Fases

Em sua novela A Trégua, narrada em forma de diário, o escritor uruguaio Mario Benedetti, coloca seu personagem protagonista, Martín Santomé, no dia 27 de agosto (presumivelmente, de 1957), sentado em um banco à Plaza Matriz, no Centro Antigo de Montevidéu. Lá em sua reflexão, Santomé afirma para si mesmo, “(…) nesse momento afirmou-se definitivamente em mim uma convicção: eu sou deste lugar, desta cidade. (…) Cada um é de um só lugar na terra e ali deve pagar sua cota. Eu sou daqui. Aqui pago minha cota.”

Santomé era um homem viúvo prestes a se aposentar nessa Montevidéu dos anos 1950. Se dava conta, ou relembrava para si, que muitas vezes cruzara aquela praça. E, como vimos, julgava que ali pagava sua cota. Via seu lugar neste mundo.

Durante vinte cinco anos trabalhei junto à Praça da Alfândega, no Centro de Porto Alegre. Primeiro de madrugada, como digitador, por uns sete anos. Cruzava a Alfândega, vindo da Praça XV, por volta da meia-noite. Às sete da manhã fazia o caminho contrário, muitas vezes, ao alvorecer, ouvindo a algazarra do passaredo que acordava. Depois, durante o dia. Descia de uma lotação na Rua General Câmara, contornando a praça. Na saída, cruzando-a para pegar alguma condução para retornar para casa.

Uma vez, em uma das primeiras oficinas de crônicas de que participei, escrevi um texto sobre um livro fotográfico focado na Praça da Alfândega, em seus diversos ângulos. Não tenho certeza de onde foi parar essa crônica, mas lembro que terminei declarando que senti falta de uma imagem do General Osório.

Como tenho a fotografia como um hobby, muito registrei a Praça. O velho prédio dos Correio que se tornou o Memorial do Rio Grande do Sul; o Museu de Arte; o prédio do antigo Banco do Comércio, que já foi Sulbrasileiro, depois Meridional, e hoje é o museu Farol Santander; o gigantesco, para as dimensões locais, fantasma branco que é o prédio do Banrisul, a assombrar as históricas construções vizinhas locais; a calçada à altura da Rua da Praia com suas pedras portuguesas imitando o calçadão da orla de Copacabana no Rio de Janeiro; o Clube do Comércio que viveu seus dias de glória há cinquenta anos; o prédio onde ficava o Cine Imperial; o prédio onde fica o Banco Safra.
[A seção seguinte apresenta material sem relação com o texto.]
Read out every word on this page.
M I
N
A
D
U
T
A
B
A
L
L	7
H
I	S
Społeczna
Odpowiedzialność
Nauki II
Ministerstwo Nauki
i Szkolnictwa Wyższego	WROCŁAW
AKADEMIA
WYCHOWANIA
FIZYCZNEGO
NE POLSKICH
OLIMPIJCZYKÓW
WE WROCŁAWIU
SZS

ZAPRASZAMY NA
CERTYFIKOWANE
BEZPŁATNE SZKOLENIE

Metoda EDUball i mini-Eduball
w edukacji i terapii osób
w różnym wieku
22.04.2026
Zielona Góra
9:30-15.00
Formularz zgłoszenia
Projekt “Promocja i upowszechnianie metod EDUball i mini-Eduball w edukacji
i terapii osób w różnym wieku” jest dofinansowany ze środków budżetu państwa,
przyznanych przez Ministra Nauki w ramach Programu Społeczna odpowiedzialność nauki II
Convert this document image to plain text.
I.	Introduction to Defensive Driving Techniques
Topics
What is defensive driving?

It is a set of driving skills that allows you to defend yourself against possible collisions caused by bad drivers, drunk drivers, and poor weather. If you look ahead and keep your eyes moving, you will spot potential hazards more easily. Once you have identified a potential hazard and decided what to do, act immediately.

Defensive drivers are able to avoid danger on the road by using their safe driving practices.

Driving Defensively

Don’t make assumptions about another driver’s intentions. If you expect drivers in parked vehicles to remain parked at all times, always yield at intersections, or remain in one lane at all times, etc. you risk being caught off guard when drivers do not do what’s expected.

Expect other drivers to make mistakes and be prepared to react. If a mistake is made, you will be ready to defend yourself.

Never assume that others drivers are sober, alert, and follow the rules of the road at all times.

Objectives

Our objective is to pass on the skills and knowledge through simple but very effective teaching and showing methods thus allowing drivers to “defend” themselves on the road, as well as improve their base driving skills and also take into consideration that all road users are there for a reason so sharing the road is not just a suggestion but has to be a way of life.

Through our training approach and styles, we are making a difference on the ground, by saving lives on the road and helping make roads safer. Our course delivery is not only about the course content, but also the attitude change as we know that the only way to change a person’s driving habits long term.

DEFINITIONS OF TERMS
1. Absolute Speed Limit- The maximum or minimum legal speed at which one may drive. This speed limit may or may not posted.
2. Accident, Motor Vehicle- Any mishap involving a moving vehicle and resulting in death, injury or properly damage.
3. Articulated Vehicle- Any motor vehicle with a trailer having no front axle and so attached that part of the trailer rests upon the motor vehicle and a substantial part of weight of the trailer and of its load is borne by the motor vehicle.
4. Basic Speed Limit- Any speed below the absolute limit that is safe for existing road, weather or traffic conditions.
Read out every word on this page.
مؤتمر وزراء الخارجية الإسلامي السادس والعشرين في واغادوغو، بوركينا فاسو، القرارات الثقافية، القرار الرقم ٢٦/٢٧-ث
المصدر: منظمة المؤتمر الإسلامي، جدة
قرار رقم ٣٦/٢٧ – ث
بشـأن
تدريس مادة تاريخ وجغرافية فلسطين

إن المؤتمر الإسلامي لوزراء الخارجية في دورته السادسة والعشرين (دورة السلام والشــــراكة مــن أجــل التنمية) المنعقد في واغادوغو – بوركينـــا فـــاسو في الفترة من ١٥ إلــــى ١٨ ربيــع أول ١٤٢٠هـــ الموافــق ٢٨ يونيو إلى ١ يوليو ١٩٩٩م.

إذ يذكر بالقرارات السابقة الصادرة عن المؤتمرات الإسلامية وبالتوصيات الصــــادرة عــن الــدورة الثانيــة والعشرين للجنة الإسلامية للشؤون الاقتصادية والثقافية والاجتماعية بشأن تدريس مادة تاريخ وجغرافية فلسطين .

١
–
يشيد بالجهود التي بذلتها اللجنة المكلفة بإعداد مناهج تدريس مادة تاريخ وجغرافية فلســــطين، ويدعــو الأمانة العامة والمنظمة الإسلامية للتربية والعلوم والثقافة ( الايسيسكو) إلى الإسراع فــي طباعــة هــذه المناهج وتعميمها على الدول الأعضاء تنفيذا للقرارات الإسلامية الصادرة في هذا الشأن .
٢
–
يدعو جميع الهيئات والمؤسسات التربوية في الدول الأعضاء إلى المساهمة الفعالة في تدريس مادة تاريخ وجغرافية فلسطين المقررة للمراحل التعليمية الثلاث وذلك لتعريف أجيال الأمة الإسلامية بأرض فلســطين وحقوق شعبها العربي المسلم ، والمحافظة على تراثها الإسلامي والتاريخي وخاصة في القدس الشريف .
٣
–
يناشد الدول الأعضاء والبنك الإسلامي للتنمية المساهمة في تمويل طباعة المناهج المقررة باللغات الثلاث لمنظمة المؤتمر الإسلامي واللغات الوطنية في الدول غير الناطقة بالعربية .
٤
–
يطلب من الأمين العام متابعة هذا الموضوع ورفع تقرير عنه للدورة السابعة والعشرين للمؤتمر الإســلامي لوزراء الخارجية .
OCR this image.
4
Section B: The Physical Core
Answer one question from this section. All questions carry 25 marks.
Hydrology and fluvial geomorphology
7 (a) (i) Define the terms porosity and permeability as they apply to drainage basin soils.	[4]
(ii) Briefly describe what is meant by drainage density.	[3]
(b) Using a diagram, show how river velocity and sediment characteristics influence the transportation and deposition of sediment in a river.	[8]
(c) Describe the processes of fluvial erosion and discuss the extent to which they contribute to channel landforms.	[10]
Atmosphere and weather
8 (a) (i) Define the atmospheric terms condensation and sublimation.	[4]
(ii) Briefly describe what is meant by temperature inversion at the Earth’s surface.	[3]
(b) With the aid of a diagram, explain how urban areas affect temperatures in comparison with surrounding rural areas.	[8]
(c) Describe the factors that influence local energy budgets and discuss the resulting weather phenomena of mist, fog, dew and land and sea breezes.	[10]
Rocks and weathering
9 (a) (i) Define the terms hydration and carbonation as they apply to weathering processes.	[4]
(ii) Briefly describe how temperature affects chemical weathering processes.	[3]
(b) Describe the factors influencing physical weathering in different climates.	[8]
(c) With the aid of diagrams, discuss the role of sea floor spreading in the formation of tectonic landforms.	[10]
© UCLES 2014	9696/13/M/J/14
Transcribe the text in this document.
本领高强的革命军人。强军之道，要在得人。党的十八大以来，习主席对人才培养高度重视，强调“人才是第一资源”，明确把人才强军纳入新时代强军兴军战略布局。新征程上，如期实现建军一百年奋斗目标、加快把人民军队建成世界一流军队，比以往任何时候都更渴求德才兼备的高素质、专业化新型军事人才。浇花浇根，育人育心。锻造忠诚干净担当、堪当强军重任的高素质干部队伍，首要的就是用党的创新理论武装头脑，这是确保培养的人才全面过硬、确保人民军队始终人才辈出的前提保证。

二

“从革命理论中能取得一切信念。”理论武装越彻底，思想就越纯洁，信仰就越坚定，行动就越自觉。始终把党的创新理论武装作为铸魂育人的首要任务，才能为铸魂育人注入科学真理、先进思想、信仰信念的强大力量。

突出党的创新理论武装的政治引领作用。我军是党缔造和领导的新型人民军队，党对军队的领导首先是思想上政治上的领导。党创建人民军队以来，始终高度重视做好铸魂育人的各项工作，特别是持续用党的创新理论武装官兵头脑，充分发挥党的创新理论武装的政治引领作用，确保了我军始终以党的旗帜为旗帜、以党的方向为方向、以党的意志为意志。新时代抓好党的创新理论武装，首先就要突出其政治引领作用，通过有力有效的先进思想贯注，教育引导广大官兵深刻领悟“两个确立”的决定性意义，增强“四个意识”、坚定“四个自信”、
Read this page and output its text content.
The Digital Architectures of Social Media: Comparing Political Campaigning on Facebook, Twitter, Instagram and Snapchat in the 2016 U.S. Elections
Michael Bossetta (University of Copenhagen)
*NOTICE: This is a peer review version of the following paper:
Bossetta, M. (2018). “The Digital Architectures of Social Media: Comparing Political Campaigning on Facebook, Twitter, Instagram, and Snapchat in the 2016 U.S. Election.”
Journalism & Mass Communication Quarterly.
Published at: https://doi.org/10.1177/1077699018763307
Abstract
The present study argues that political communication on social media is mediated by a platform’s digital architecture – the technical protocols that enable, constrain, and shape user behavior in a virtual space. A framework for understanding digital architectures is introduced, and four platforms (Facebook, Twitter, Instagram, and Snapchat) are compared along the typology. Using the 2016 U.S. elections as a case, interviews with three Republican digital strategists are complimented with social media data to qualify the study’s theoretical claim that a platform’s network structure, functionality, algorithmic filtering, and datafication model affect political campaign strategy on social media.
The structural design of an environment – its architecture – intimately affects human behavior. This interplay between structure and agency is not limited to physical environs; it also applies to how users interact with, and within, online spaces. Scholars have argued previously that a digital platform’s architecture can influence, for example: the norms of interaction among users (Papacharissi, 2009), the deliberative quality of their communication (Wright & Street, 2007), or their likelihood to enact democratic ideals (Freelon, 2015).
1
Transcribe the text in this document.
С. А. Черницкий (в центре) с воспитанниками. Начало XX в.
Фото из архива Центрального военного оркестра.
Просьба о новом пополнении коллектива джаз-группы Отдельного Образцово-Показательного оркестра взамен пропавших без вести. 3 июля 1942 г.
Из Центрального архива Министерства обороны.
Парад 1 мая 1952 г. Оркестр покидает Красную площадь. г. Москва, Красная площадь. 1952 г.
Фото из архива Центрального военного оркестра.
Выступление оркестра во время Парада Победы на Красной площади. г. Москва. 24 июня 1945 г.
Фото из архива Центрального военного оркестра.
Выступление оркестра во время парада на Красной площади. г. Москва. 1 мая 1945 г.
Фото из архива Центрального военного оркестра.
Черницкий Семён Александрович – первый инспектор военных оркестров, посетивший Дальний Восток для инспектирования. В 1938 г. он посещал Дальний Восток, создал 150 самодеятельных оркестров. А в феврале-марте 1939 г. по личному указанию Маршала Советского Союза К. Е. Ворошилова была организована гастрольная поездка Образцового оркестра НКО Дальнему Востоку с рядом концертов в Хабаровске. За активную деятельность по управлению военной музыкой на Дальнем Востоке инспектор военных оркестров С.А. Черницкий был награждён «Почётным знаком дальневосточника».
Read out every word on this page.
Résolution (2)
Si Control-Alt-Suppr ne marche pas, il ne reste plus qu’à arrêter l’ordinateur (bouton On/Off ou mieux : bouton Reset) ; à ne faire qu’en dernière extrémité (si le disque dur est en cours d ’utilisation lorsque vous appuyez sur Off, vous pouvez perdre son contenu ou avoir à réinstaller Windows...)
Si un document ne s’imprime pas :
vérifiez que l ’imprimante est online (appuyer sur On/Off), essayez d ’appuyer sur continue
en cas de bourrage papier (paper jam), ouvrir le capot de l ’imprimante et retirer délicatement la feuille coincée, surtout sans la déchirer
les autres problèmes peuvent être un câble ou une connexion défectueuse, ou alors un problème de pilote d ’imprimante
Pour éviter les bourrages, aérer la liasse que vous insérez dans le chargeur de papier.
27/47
Já me deixei fotografar. Em uma edição da Feira do Livro sentei entre Mario Quintana e Carlos Drummond. A foto foi feita pelo último lambe-lambe de Porto Alegre, talvez ali por 2011. Os poetas estavam então ao lado do General Osório. Não de costas para ele, como ocorre agora.

A pandemia gerou um freio. Com a quarentena já não era tão simples vir ao Centro. Depois, mesmo com o arrefecimento da peste, a rotina nunca mais se tornou igual, diária.

Já não cruzo a Praça. Como Martín Santomé há mais de sessenta anos, estou aposentado, e, em Porto Alegre, pago minha cota.